I can't get the same results in R as in GraphPad Prism for repeated measures anova.
The experiment was a stimulation time course, so I have as DV=response and as factor "time" within groups, also I add a factor sample for each experiment
data <- read.csv("http://dl.dropbox.com/u/4828275/datos.csv")
options(contrasts=c("contr.sum","contr.poly"))
## Convert variables to factor
data <- within(data, {
sample <- factor(sample)
time <- factor(time)
})
aov <- aov(response~time+sample, data=data)
summary(glht(aov, linfct=mcp(time="Dunnett")))

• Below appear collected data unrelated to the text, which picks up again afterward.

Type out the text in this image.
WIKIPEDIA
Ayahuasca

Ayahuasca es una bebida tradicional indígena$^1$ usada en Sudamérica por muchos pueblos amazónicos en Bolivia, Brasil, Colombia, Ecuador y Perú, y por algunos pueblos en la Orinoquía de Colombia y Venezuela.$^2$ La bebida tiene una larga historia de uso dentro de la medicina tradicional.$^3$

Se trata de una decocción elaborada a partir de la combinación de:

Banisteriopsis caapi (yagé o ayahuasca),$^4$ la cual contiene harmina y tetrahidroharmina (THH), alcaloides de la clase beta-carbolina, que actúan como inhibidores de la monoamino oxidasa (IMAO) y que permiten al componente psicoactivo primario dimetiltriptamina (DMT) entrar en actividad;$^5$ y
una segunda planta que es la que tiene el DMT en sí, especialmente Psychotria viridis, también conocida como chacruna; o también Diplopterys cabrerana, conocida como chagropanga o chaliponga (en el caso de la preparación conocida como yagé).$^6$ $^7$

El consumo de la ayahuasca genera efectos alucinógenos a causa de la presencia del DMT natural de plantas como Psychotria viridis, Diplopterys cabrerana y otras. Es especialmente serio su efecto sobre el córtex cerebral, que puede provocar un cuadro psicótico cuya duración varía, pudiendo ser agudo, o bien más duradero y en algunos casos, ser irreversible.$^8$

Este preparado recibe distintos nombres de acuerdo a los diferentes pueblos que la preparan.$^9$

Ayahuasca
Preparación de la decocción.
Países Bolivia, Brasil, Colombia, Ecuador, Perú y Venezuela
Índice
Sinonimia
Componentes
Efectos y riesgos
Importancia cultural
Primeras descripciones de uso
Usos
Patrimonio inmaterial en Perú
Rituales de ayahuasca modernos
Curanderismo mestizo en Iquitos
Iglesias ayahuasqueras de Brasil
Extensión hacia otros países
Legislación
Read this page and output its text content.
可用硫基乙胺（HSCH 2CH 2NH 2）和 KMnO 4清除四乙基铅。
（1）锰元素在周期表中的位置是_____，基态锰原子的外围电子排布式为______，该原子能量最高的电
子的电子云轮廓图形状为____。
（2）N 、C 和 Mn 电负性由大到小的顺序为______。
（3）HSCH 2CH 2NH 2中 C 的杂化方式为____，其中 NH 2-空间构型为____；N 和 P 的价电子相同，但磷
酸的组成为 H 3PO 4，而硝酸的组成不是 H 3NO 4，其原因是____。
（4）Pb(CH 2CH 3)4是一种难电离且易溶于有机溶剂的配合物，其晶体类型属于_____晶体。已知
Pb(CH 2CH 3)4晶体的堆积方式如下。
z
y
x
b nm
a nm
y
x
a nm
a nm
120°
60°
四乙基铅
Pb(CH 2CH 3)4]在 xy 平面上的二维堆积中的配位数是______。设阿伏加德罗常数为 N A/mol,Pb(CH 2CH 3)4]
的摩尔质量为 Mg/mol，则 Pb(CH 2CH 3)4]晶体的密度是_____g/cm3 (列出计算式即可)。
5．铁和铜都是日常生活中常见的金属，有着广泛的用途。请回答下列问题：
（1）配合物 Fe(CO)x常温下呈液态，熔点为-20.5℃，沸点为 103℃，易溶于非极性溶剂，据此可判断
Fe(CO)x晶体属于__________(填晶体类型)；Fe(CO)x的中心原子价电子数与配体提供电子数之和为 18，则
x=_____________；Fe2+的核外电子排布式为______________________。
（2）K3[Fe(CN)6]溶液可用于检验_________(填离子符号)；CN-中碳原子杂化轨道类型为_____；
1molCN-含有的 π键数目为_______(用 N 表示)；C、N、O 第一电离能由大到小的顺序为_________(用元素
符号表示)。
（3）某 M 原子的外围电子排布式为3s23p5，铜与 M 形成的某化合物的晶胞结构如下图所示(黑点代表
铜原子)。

Simultaneous Tests for General Linear Hypotheses
Multiple Comparisons of Means: Dunnett Contrasts
Fit: lme.formula(fixed = response ~ time, data = data, random = ~1 |
sample)
Linear Hypotheses:
Estimate Std. Error z value Pr(>|z|)
2 - 0 == 0 1.1789 2.0800 0.567 1
5 - 0 == 0 1.2966 2.0800 0.623 1
10 - 0 == 0 1.0555 2.0800 0.507 1
15 - 0 == 0 0.4317 2.0800 0.208 1
30 - 0 == 0 0.2148 2.0800 0.103 1
(Adjusted p values reported -- bonferroni method)
For repeated measures I have this code
aov.repeated <- ezANOVA(
data
, dv = .(response)
, wid = .(time)
, within = .(sample)
, type = 1
, return_aov = TRUE
)$aov
The GraphPad Prism results for the same data was
Table Analyzed Data 1
Repeated Measures ANOVA
P value 0.0415
P value summary *
Are means signif. different? (P < 0.05) Yes
Number of groups 6
F 2.863
R square 0.4172
Was the pairing significantly effective?
R square 0.1980
F 2.119
P value 0.1162
P value summary ns
Is there significant matching? (P < 0.05) No
ANOVA Table SS df MS
Treatment (between columns) 130.6 5 26.12
Individual (between rows) 77.30 4 19.32
Residual (random) 182.4 20 9.121
Total 390.3 29
Dunnett's Multiple Comparison Test Mean Diff. q Significant? P < 0.05? Summary 95% CI of diff
0 vs 2 -2.861 1.498 No ns -8.085 to 2.362
0 vs 5 -5.777 3.024 Yes * -11.00 to -0.5531
0 vs 10 -6.009 3.146 Yes * -11.23 to -0.7855
0 vs 15 -4.621 2.419 No ns -9.844 to 0.6029
0 vs 30 -2.581 1.351 No ns -7.805 to 2.642
How can I get the same results as above in R? Is there a way to get Dunnett's Multiple Comparison Test in aov.repeated?